About Council

Last updated: 28 Jan, 2022 03:43pm

Carterton District Council: What do we do?

The District Council is responsible for developing and maintaining a wide range of public services and facilities to provide a quality lifestyle for people living in the district.

This includes infrastructure such as roading, water supplies, sewerage and wastewater disposal, parks, and street lights.

The Council also plans for and manages land use and subdivision activity.

District Council Responsibilities

Council is responsible for the following services.

Visit our Services section for more information.

  • Reserves, parks, sports fields, public playgrounds
  • Roads (but NOT State Highways)
  • Wastewater disposal
  • Rubbish collection and facilities
  • Water supplies
  • Parking facilities and control
  • Public restrooms
  • Cemeteries
  • Emergency Management
  • Community Services, including Community Development and Engagement
  • Placemaking
  • Economic Development
  • Land and property information
  • Events Centre
  • Utilities information
  • Environmental health regulations
  • Building control regulations
  • Building consents
  • Animal control – dogs & stock
  • Noise control
  • Liquor licensing
  • Bylaws
  • Civil Defence/Rural Fire Service
  • Resource consents
  • Subdivision consents
  • GIS (Geographical Information Services)

 

Local Government: What does it do?

Local Councils promote the well-being of local communities.

We work with the community to enhance social, economic, environmental and cultural well-being now and for the future.

While Parliament is elected to deal with issues relevant to New Zealand and its people as a nation, local government enables democratic local decision making.

This recognises that not all communities are the same, nor do they have the same issues.

You elect councillors as your representatives to make local decisions taking account of local issues, needs and priorities.

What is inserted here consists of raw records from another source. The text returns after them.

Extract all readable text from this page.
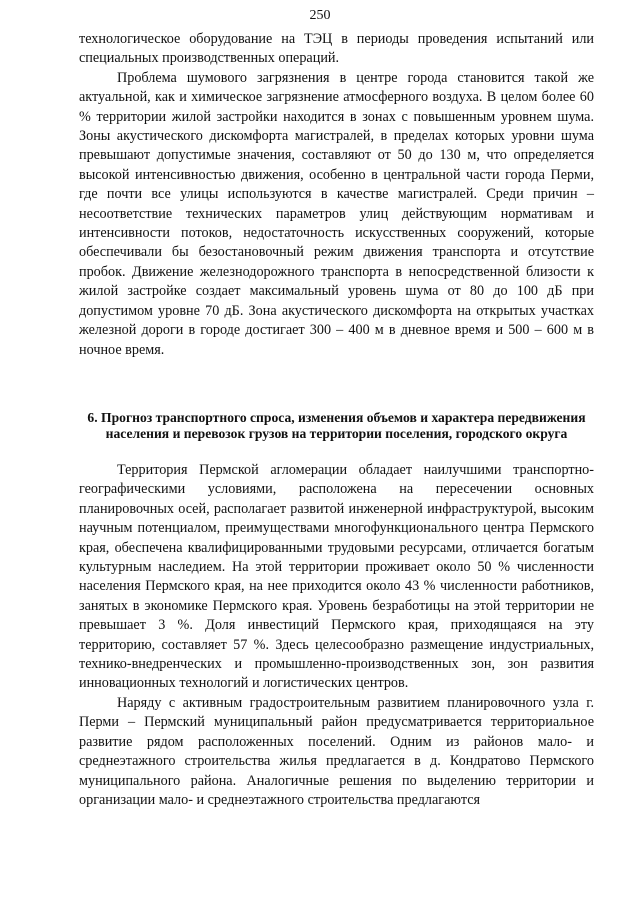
250

технологическое оборудование на ТЭЦ в периоды проведения испытаний или специальных производственных операций.

Проблема шумового загрязнения в центре города становится такой же актуальной, как и химическое загрязнение атмосферного воздуха. В целом более 60 % территории жилой застройки находится в зонах с повышенным уровнем шума. Зоны акустического дискомфорта магистралей, в пределах которых уровни шума превышают допустимые значения, составляют от 50 до 130 м, что определяется высокой интенсивностью движения, особенно в центральной части города Перми, где почти все улицы используются в качестве магистралей. Среди причин – несоответствие технических параметров улиц действующим нормативам и интенсивности потоков, недостаточность искусственных сооружений, которые обеспечивали бы безостановочный режим движения транспорта и отсутствие пробок. Движение железнодорожного транспорта в непосредственной близости к жилой застройке создает максимальный уровень шума от 80 до 100 дБ при допустимом уровне 70 дБ. Зона акустического дискомфорта на открытых участках железной дороги в городе достигает 300 – 400 м в дневное время и 500 – 600 м в ночное время.

6. Прогноз транспортного спроса, изменения объемов и характера передвижения населения и перевозок грузов на территории поселения, городского округа

Территория Пермской агломерации обладает наилучшими транспортно-географическими условиями, расположена на пересечении основных планировочных осей, располагает развитой инженерной инфраструктурой, высоким научным потенциалом, преимуществами многофункционального центра Пермского края, обеспечена квалифицированными трудовыми ресурсами, отличается богатым культурным наследием. На этой территории проживает около 50 % численности населения Пермского края, на нее приходится около 43 % численности работников, занятых в экономике Пермского края. Уровень безработицы на этой территории не превышает 3 %. Доля инвестиций Пермского края, приходящаяся на эту территорию, составляет 57 %. Здесь целесообразно размещение индустриальных, технико-внедренческих и промышленно-производственных зон, зон развития инновационных технологий и логистических центров.

Наряду с активным градостроительным развитием планировочного узла г. Перми – Пермский муниципальный район предусматривается территориальное развитие рядом расположенных поселений. Одним из районов мало- и среднеэтажного строительства жилья предлагается в д. Кондратово Пермского муниципального района. Аналогичные решения по выделению территории и организации мало- и среднеэтажного строительства предлагаются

This means councils may make different decision on managing similar situations.

Flourishing communities need:

  • Sustained economic development and new jobs
  • A healthy and safe environment
  • Supportive community networks
  • A vibrant and developing culture and identity
  • A stable political climate.

Local government has an important role in helping secure these outcomes.

Local Government affects you daily

Many of your everyday activities are dependent on services provided by our local district council.

These range from water flowing freely from your taps, applying for a building permit, finding a car park so you can borrow books from the library, taking your children to the park, putting out the rubbish for collection, to walking your dog at night along well-lit streets.

Other important local government activities include:

  • Writing and managing plans for your area’s development , including management of the natural and urban environment.
  • Making bylaws and enforcing them
  • Participating in community partnerships and initiatives such as reducing crime, increasing jobs or access to housing.
  • Civil Defence planning and emergency preparedness.

Council Structure

Councils are made up of members of the public elected in local authority elections held every three years.

Each Council decides how to structure itself to work on behalf of its community.

The council is led by the Mayor, who provides leadership and direction to the Council and community, and chairs meetings. They are often seen as the public face of the Council.

Councils generally establish committees to look at areas of their work. These might include environmental planning and regulatory services, resource consents, finance, works and services, community development and well-being, or land transport.

These committees usually make recommendations for consideration and approval by Council, but are sometimes delegated the power to make decisions.

Councils may also convene sub-committees to examine specialist areas.

Some activities must be approved by the full council. These include:

  • Setting rates
  • Borrowing money
  • Buying or selling some types of land
  • Adopting major council documents such as the long-term council community plan or annual report.